O Sr. Kuleba disse que “ouviu atentamente” seus colegas diplomatas discutirem como a OTAN poderia abordar o lugar da Ucrânia na aliança em Washington neste verão e respondeu cuidadosamente da mesma forma.
“Cabe aos aliados decidir sobre a forma e o conteúdo do próximo passo em direção à adesão da Ucrânia à OTAN”, disse ele. “Estaremos aguardando o resultado, mas, é claro, acreditamos que a Ucrânia merece ser membro da OTAN e que isso deve acontecer mais cedo do que tarde.”
Sr. Stoltenberg tentou fechar a lacuna ao propor duas iniciativas na reunião desta semana para continuar apoiando a Ucrânia, que ele espera que possam ser aprovadas a tempo do encontro de chefes de Estado da OTAN em Washington, em julho.
A primeira, tornar a OTAN, em vez dos Estados Unidos, responsável pela coordenação de doações e entrega de armas à Ucrânia, recebeu objeções da Hungria e de outros aliados por seu potencial de envolver a aliança de forma mais direta na guerra. Também é contrário aos Estados Unidos, disse Mr. Daalder, embora a administração Biden até agora tenha sido cuidadosa para não criticá-la publicamente. Na quinta-feira, o secretário de Estado Antony J. Blinken abordou a questão apenas elogiando o processo atual, liderado pelos americanos, por seus “resultados extraordinários”.
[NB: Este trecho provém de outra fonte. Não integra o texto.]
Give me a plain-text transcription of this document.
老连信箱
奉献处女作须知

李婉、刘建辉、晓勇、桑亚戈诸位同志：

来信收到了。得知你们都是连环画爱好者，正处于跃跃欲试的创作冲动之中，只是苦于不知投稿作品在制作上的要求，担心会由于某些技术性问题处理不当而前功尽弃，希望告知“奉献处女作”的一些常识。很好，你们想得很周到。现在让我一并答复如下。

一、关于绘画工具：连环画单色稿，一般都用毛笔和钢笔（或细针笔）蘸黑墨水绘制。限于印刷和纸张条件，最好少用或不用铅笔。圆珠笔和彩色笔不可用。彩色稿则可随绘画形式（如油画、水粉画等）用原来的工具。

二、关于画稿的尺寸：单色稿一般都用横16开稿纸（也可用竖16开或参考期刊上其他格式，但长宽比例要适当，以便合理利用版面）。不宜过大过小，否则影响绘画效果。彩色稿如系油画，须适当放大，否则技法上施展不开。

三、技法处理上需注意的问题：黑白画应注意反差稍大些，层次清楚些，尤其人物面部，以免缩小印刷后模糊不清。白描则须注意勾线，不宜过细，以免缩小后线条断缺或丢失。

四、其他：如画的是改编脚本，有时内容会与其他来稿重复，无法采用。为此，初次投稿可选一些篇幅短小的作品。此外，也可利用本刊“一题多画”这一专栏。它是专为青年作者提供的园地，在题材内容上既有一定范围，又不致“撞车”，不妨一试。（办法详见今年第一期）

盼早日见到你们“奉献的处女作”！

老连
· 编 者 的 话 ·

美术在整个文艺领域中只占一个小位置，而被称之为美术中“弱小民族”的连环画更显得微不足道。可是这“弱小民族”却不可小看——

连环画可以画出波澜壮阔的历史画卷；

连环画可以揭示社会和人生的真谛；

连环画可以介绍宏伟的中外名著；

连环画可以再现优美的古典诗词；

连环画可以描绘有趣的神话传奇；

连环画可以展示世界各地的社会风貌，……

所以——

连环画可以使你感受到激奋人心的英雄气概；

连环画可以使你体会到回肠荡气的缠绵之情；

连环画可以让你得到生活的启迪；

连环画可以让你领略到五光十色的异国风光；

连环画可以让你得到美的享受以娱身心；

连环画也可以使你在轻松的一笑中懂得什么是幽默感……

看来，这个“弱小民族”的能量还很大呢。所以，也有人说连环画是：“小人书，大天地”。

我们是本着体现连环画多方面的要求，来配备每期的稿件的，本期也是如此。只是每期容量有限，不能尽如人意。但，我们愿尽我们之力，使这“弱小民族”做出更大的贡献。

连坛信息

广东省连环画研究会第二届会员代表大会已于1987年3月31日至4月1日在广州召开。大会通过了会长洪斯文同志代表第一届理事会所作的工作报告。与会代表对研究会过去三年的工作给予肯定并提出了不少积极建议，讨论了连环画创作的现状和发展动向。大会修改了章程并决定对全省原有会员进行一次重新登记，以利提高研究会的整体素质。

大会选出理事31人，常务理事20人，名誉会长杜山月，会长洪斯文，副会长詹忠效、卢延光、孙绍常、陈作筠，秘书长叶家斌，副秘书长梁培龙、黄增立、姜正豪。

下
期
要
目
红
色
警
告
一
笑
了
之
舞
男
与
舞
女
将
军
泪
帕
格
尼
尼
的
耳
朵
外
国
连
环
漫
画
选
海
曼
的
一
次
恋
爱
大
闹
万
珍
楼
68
O outro, dar à Ucrânia US$ 100 bilhões em ajuda ao longo de cinco anos, foi recebido com confusão, uma vez que não está claro como a OTAN poderia compelir seus Estados membros a contribuir – especialmente diante de restrições orçamentárias ou políticas como a que no Congresso dos EUA tem impedido US$ 60 bilhões para a Ucrânia.
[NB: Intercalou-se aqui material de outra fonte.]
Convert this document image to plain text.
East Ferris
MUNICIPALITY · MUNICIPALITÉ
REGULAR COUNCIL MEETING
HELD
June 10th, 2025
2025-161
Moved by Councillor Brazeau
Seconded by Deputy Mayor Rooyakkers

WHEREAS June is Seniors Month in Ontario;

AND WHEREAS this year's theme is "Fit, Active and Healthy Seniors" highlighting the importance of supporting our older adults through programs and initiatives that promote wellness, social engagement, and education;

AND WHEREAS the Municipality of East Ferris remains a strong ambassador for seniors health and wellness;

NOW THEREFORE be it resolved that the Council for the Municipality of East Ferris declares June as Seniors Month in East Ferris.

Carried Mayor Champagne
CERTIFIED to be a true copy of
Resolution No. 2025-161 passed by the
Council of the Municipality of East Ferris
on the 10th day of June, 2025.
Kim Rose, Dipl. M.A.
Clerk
Mas Mr. Stoltenberg disse que tais planos são vitais para garantir que a Ucrânia continue a receber apoio duradouro da OTAN, em vez de doações pontuais. (Ele, no entanto, elogiou recentes remessas de drones, mísseis, veículos blindados e munições da Grã-Bretanha, da República Tcheca, da Finlândia, da França e da Alemanha.)
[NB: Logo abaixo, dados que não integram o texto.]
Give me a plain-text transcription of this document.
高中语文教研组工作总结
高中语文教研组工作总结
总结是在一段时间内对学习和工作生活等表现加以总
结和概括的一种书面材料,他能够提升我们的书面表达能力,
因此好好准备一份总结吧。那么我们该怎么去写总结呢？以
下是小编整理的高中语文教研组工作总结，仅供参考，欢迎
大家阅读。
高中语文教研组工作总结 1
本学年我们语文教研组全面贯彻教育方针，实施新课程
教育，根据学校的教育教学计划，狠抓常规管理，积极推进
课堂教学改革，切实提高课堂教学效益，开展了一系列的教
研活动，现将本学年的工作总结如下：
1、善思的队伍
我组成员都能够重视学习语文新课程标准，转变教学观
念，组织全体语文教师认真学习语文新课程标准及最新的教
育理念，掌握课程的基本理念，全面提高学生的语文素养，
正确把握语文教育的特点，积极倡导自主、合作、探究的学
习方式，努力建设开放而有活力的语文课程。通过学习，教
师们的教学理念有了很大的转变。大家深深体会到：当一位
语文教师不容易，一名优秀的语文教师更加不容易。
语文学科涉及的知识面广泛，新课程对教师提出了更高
Mr. Stoltenberg acrescentou que o principal comandante militar da OTAN, General Christopher G. Cavoli, dos Estados Unidos, foi solicitado a elaborar um plano para fornecer ajuda confiável e previsível à Ucrânia nos próximos anos.
“Se os aliados da OTAN entregarem o que deveríamos, então estamos absolutamente confiantes de que os ucranianos serão capazes de obter novos avanços”, disse Mr. Stoltenberg. “Essa é a razão pela qual devemos entregar mais, por que os aliados precisam se aprofundar e fornecer mais apoio militar rapidamente e por que também precisamos de estruturas mais fortes e robustas a longo prazo.”
Um pano de fundo para a urgência é o desejo da OTAN de garantir o apoio ocidental à Ucrânia contra um eventual segundo mandato do ex-presidente Donald J. Trump em novembro. Mr. Trump sempre desdenhou a OTAN, ridicularizando seus membros por não pagarem uma “quota justa” dos custos de segurança e, em fevereiro, sugerindo que se um membro europeu da aliança fosse atacado pela Rússia, ele não ajudaria a defendê-lo se não tivesse pago sua parte.
Em Bruxelas, na quinta-feira, Mr. Blinken disse que ouviu “de aliado após aliado” que “nosso compromisso, nosso engajamento, é indispensável para esta aliança” e seu apoio à Ucrânia. Ele disse que a Ucrânia estava trabalhando nas mudanças governamentais e de segurança necessárias para ingressar na OTAN, e ele mencionou sem detalhes vários esforços dentro da aliança para oferecer novas garantias ao país exausto pela guerra quando os líderes se encontrarem em Washington em julho.
No entanto, ficou claro a partir de seus comentários que o mundo não deve esperar uma mudança brusca no status quo.
“Essas conversas ao longo dos últimos dias têm sido focadas exatamente no que faremos na cúpula”, disse Mr. Blinken. “Começamos um processo entre todos os países e com todos os especialistas para elaborar isso. Usaremos o tempo entre agora e a cúpula para fazer exatamente isso.”